This invention relates to an arrangement for finding names in a directory in spite of spelling and typing errors.
Computer programs that look up names in a directory often require the provided name to be spelled correctly. In systems that tolerate errors, two basic techniques are used.
Some systems return all the names that are phonetically similar to the name requested by the user and force the user to search through a potentially bewildering array of possibilities. A user requesting a name like "bovie", for example, might be confronted with a list that includes names like "baffa", "bavier", "boffa", "boivie", "bova", "bove", "bovee", "bovey" and "bovie". This scheme puts much of the burden on the user who then must manually search a long list of possibilities to find the desired entry. This scheme also has another problem. If a user makes a nonphonetic error such as requesting "bowie" when the desired name is actually "boivie", the desired name would not even appear in the list of possibilities.
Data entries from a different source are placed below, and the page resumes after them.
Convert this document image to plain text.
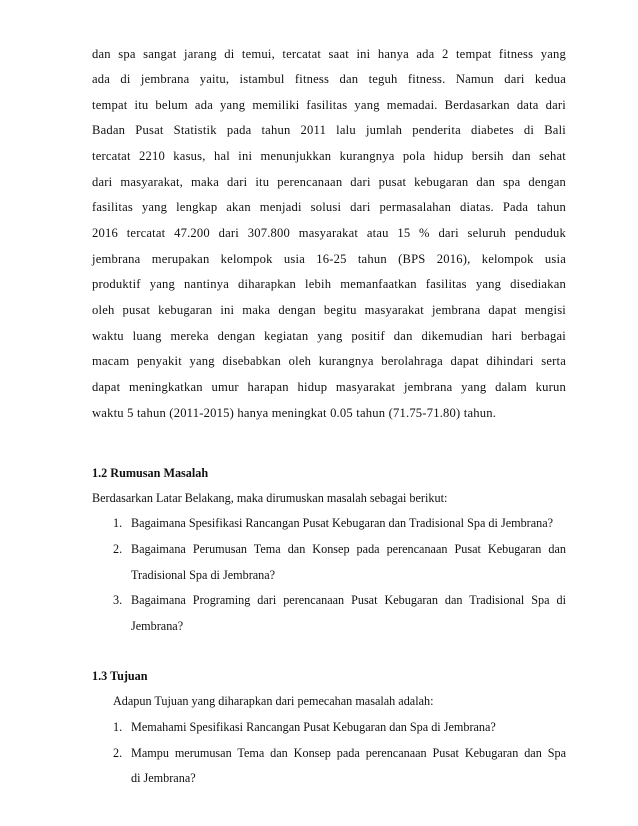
dan spa sangat jarang di temui, tercatat saat ini hanya ada 2 tempat fitness yang
ada di jembrana yaitu, istambul fitness dan teguh fitness. Namun dari kedua
tempat itu belum ada yang memiliki fasilitas yang memadai. Berdasarkan data dari
Badan Pusat Statistik pada tahun 2011 lalu jumlah penderita diabetes di Bali
tercatat 2210 kasus, hal ini menunjukkan kurangnya pola hidup bersih dan sehat
dari masyarakat, maka dari itu perencanaan dari pusat kebugaran dan spa dengan
fasilitas yang lengkap akan menjadi solusi dari permasalahan diatas. Pada tahun
2016 tercatat 47.200 dari 307.800 masyarakat atau 15 % dari seluruh penduduk
jembrana merupakan kelompok usia 16-25 tahun (BPS 2016), kelompok usia
produktif yang nantinya diharapkan lebih memanfaatkan fasilitas yang disediakan
oleh pusat kebugaran ini maka dengan begitu masyarakat jembrana dapat mengisi
waktu luang mereka dengan kegiatan yang positif dan dikemudian hari berbagai
macam penyakit yang disebabkan oleh kurangnya berolahraga dapat dihindari serta
dapat meningkatkan umur harapan hidup masyarakat jembrana yang dalam kurun
waktu 5 tahun (2011-2015) hanya meningkat 0.05 tahun (71.75-71.80) tahun.
1.2 Rumusan Masalah
Berdasarkan Latar Belakang, maka dirumuskan masalah sebagai berikut:
1. Bagaimana Spesifikasi Rancangan Pusat Kebugaran dan Tradisional Spa di Jembrana?
2. Bagaimana Perumusan Tema dan Konsep pada perencanaan Pusat Kebugaran dan
Tradisional Spa di Jembrana?
3. Bagaimana Programing dari perencanaan Pusat Kebugaran dan Tradisional Spa di
Jembrana?
1.3 Tujuan
Adapun Tujuan yang diharapkan dari pemecahan masalah adalah:
1. Memahami Spesifikasi Rancangan Pusat Kebugaran dan Spa di Jembrana?
2. Mampu merumusan Tema dan Konsep pada perencanaan Pusat Kebugaran dan Spa
di Jembrana?
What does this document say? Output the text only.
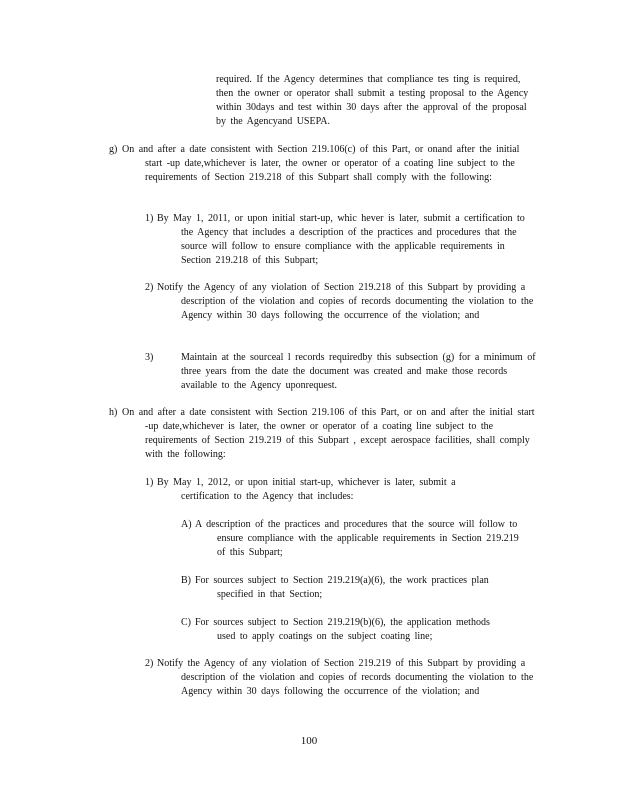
required. If the Agency determines that compliance tes ting is required, then the owner or operator shall submit a testing proposal to the Agency within 30days and test within 30 days after the approval of the proposal by the Agencyand USEPA.

g) On and after a date consistent with Section 219.106(c) of this Part, or onand after the initial start -up date,whichever is later, the owner or operator of a coating line subject to the requirements of Section 219.218 of this Subpart shall comply with the following:

1) By May 1, 2011, or upon initial start-up, whic hever is later, submit a certification to the Agency that includes a description of the practices and procedures that the source will follow to ensure compliance with the applicable requirements in Section 219.218 of this Subpart;

2) Notify the Agency of any violation of Section 219.218 of this Subpart by providing a description of the violation and copies of records documenting the violation to the Agency within 30 days following the occurrence of the violation; and

3)	Maintain at the sourceal l records requiredby this subsection (g) for a minimum of three years from the date the document was created and make those records available to the Agency uponrequest.

h) On and after a date consistent with Section 219.106 of this Part, or on and after the initial start -up date,whichever is later, the owner or operator of a coating line subject to the requirements of Section 219.219 of this Subpart , except aerospace facilities, shall comply with the following:

1) By May 1, 2012, or upon initial start-up, whichever is later, submit a certification to the Agency that includes:

A) A description of the practices and procedures that the source will follow to ensure compliance with the applicable requirements in Section 219.219 of this Subpart;

B) For sources subject to Section 219.219(a)(6), the work practices plan specified in that Section;

C) For sources subject to Section 219.219(b)(6), the application methods used to apply coatings on the subject coating line;

2) Notify the Agency of any violation of Section 219.219 of this Subpart by providing a description of the violation and copies of records documenting the violation to the Agency within 30 days following the occurrence of the violation; and

100
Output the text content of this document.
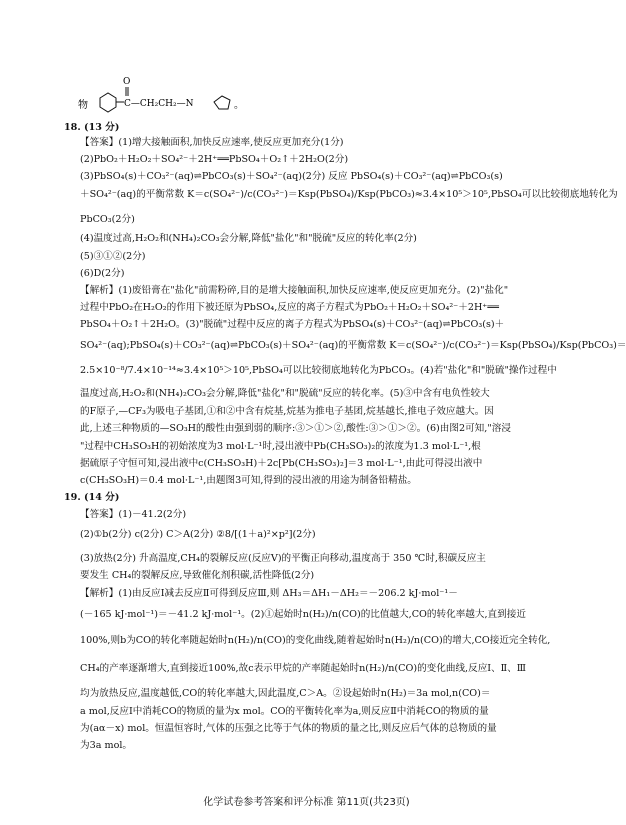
物
O
C—CH₂CH₂—N	。
18. (13 分)
【答案】(1)增大接触面积,加快反应速率,使反应更加充分(1分)
(2)PbO₂＋H₂O₂＋SO₄²⁻＋2H⁺══PbSO₄＋O₂↑＋2H₂O(2分)
(3)PbSO₄(s)＋CO₃²⁻(aq)⇌PbCO₃(s)＋SO₄²⁻(aq)(2分) 反应 PbSO₄(s)＋CO₃²⁻(aq)⇌PbCO₃(s)
＋SO₄²⁻(aq)的平衡常数 K＝c(SO₄²⁻)/c(CO₃²⁻)＝Ksp(PbSO₄)/Ksp(PbCO₃)≈3.4×10⁵＞10⁵,PbSO₄可以比较彻底地转化为
PbCO₃(2分)
(4)温度过高,H₂O₂和(NH₄)₂CO₃会分解,降低"盐化"和"脱硫"反应的转化率(2分)
(5)③①②(2分)
(6)D(2分)
【解析】(1)废铅膏在"盐化"前需粉碎,目的是增大接触面积,加快反应速率,使反应更加充分。(2)"盐化"
过程中PbO₂在H₂O₂的作用下被还原为PbSO₄,反应的离子方程式为PbO₂＋H₂O₂＋SO₄²⁻＋2H⁺══
PbSO₄＋O₂↑＋2H₂O。(3)"脱硫"过程中反应的离子方程式为PbSO₄(s)＋CO₃²⁻(aq)⇌PbCO₃(s)＋
SO₄²⁻(aq);PbSO₄(s)＋CO₃²⁻(aq)⇌PbCO₃(s)＋SO₄²⁻(aq)的平衡常数 K＝c(SO₄²⁻)/c(CO₃²⁻)＝Ksp(PbSO₄)/Ksp(PbCO₃)＝
2.5×10⁻⁸/7.4×10⁻¹⁴≈3.4×10⁵＞10⁵,PbSO₄可以比较彻底地转化为PbCO₃。(4)若"盐化"和"脱硫"操作过程中
温度过高,H₂O₂和(NH₄)₂CO₃会分解,降低"盐化"和"脱硫"反应的转化率。(5)③中含有电负性较大
的F原子,—CF₃为吸电子基团,①和②中含有烷基,烷基为推电子基团,烷基越长,推电子效应越大。因
此,上述三种物质的—SO₃H的酸性由强到弱的顺序:③＞①＞②,酸性:③＞①＞②。(6)由图2可知,"溶浸
"过程中CH₃SO₃H的初始浓度为3 mol·L⁻¹时,浸出液中Pb(CH₃SO₃)₂的浓度为1.3 mol·L⁻¹,根
据硫原子守恒可知,浸出液中c(CH₃SO₃H)＋2c[Pb(CH₃SO₃)₂]＝3 mol·L⁻¹,由此可得浸出液中
c(CH₃SO₃H)＝0.4 mol·L⁻¹,由题图3可知,得到的浸出液的用途为制备铅精盐。
19. (14 分)
【答案】(1)－41.2(2分)
(2)①b(2分) c(2分) C＞A(2分) ②8/[(1＋a)²×p²](2分)
(3)放热(2分) 升高温度,CH₄的裂解反应(反应Ⅴ)的平衡正向移动,温度高于 350 ℃时,积碳反应主
要发生 CH₄的裂解反应,导致催化剂积碳,活性降低(2分)
【解析】(1)由反应Ⅰ减去反应Ⅱ可得到反应Ⅲ,则 ΔH₃＝ΔH₁－ΔH₂＝－206.2 kJ·mol⁻¹－
(－165 kJ·mol⁻¹)＝－41.2 kJ·mol⁻¹。(2)①起始时n(H₂)/n(CO)的比值越大,CO的转化率越大,直到接近
100%,则b为CO的转化率随起始时n(H₂)/n(CO)的变化曲线,随着起始时n(H₂)/n(CO)的增大,CO接近完全转化,
CH₄的产率逐渐增大,直到接近100%,故c表示甲烷的产率随起始时n(H₂)/n(CO)的变化曲线,反应Ⅰ、Ⅱ、Ⅲ
均为放热反应,温度越低,CO的转化率越大,因此温度,C＞A。②设起始时n(H₂)＝3a mol,n(CO)＝
a mol,反应Ⅰ中消耗CO的物质的量为x mol。CO的平衡转化率为a,则反应Ⅱ中消耗CO的物质的量
为(aα－x) mol。恒温恒容时,气体的压强之比等于气体的物质的量之比,则反应后气体的总物质的量
为3a mol。
化学试卷参考答案和评分标准 第11页(共23页)
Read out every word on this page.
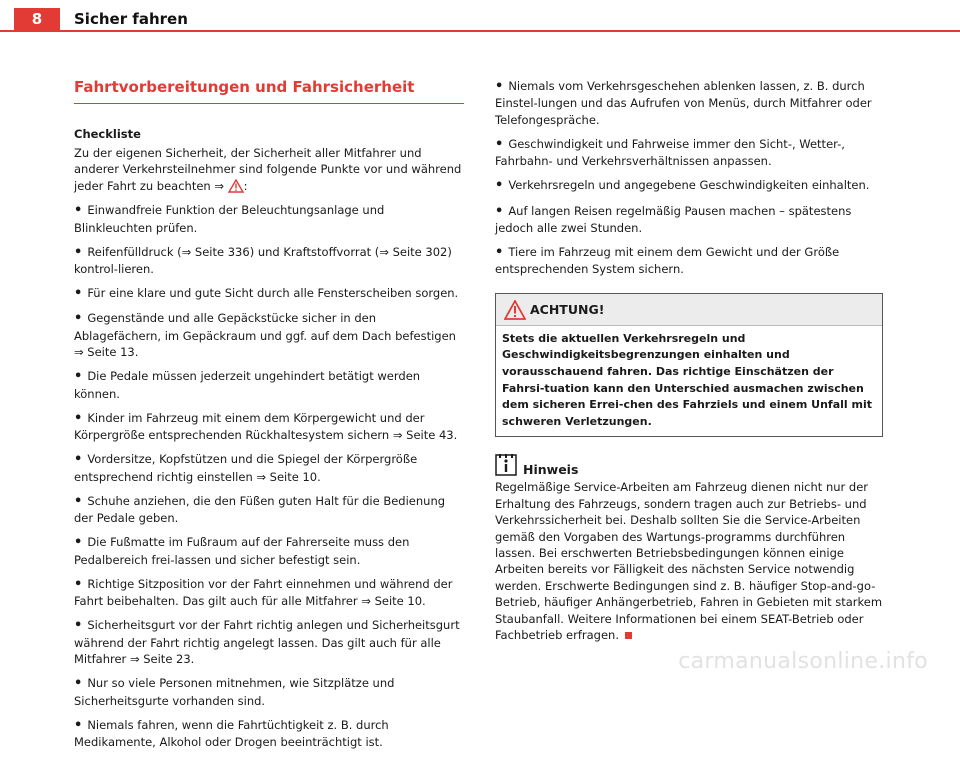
8	Sicher fahren
Fahrtvorbereitungen und Fahrsicherheit
Checkliste

Zu der eigenen Sicherheit, der Sicherheit aller Mitfahrer und anderer Verkehrsteilnehmer sind folgende Punkte vor und während jeder Fahrt zu beachten ⇒ :

• Einwandfreie Funktion der Beleuchtungsanlage und Blinkleuchten prüfen.

• Reifenfülldruck (⇒ Seite 336) und Kraftstoffvorrat (⇒ Seite 302) kontrol-lieren.

• Für eine klare und gute Sicht durch alle Fensterscheiben sorgen.

• Gegenstände und alle Gepäckstücke sicher in den Ablagefächern, im Gepäckraum und ggf. auf dem Dach befestigen ⇒ Seite 13.

• Die Pedale müssen jederzeit ungehindert betätigt werden können.

• Kinder im Fahrzeug mit einem dem Körpergewicht und der Körpergröße entsprechenden Rückhaltesystem sichern ⇒ Seite 43.

• Vordersitze, Kopfstützen und die Spiegel der Körpergröße entsprechend richtig einstellen ⇒ Seite 10.

• Schuhe anziehen, die den Füßen guten Halt für die Bedienung der Pedale geben.

• Die Fußmatte im Fußraum auf der Fahrerseite muss den Pedalbereich frei-lassen und sicher befestigt sein.

• Richtige Sitzposition vor der Fahrt einnehmen und während der Fahrt beibehalten. Das gilt auch für alle Mitfahrer ⇒ Seite 10.

• Sicherheitsgurt vor der Fahrt richtig anlegen und Sicherheitsgurt während der Fahrt richtig angelegt lassen. Das gilt auch für alle Mitfahrer ⇒ Seite 23.

• Nur so viele Personen mitnehmen, wie Sitzplätze und Sicherheitsgurte vorhanden sind.

• Niemals fahren, wenn die Fahrtüchtigkeit z. B. durch Medikamente, Alkohol oder Drogen beeinträchtigt ist.

• Niemals vom Verkehrsgeschehen ablenken lassen, z. B. durch Einstel-lungen und das Aufrufen von Menüs, durch Mitfahrer oder Telefongespräche.

• Geschwindigkeit und Fahrweise immer den Sicht-, Wetter-, Fahrbahn- und Verkehrsverhältnissen anpassen.

• Verkehrsregeln und angegebene Geschwindigkeiten einhalten.

• Auf langen Reisen regelmäßig Pausen machen – spätestens jedoch alle zwei Stunden.

• Tiere im Fahrzeug mit einem dem Gewicht und der Größe entsprechenden System sichern.

ACHTUNG!
Stets die aktuellen Verkehrsregeln und Geschwindigkeitsbegrenzungen einhalten und vorausschauend fahren. Das richtige Einschätzen der Fahrsi-tuation kann den Unterschied ausmachen zwischen dem sicheren Errei-chen des Fahrziels und einem Unfall mit schweren Verletzungen.
Hinweis

Regelmäßige Service-Arbeiten am Fahrzeug dienen nicht nur der Erhaltung des Fahrzeugs, sondern tragen auch zur Betriebs- und Verkehrssicherheit bei. Deshalb sollten Sie die Service-Arbeiten gemäß den Vorgaben des Wartungs-programms durchführen lassen. Bei erschwerten Betriebsbedingungen können einige Arbeiten bereits vor Fälligkeit des nächsten Service notwendig werden. Erschwerte Bedingungen sind z. B. häufiger Stop-and-go-Betrieb, häufiger Anhängerbetrieb, Fahren in Gebieten mit starkem Staubanfall. Weitere Informationen bei einem SEAT-Betrieb oder Fachbetrieb erfragen.

carmanualsonline.info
The second technique "corrects" errors by finding entires in the directory that are "close" to the name provided by the user. A directory entry is close to the requested name if it can be transformed into that name by a small number of insertions, deletions, substitutions and transpositions. The most common means of finding close names involves making small changes to the desired name and looking up the names that result from those small changes. This can take a great deal of computing time.
Because of the computation time required, practical implementations of the second technique put a bound on the number of errors that can be tolerated in a given word. Usually the bound is 1. Thus a user requesting "bove" would not be able to find a desired entry if the correct spelling of the name were "boivie".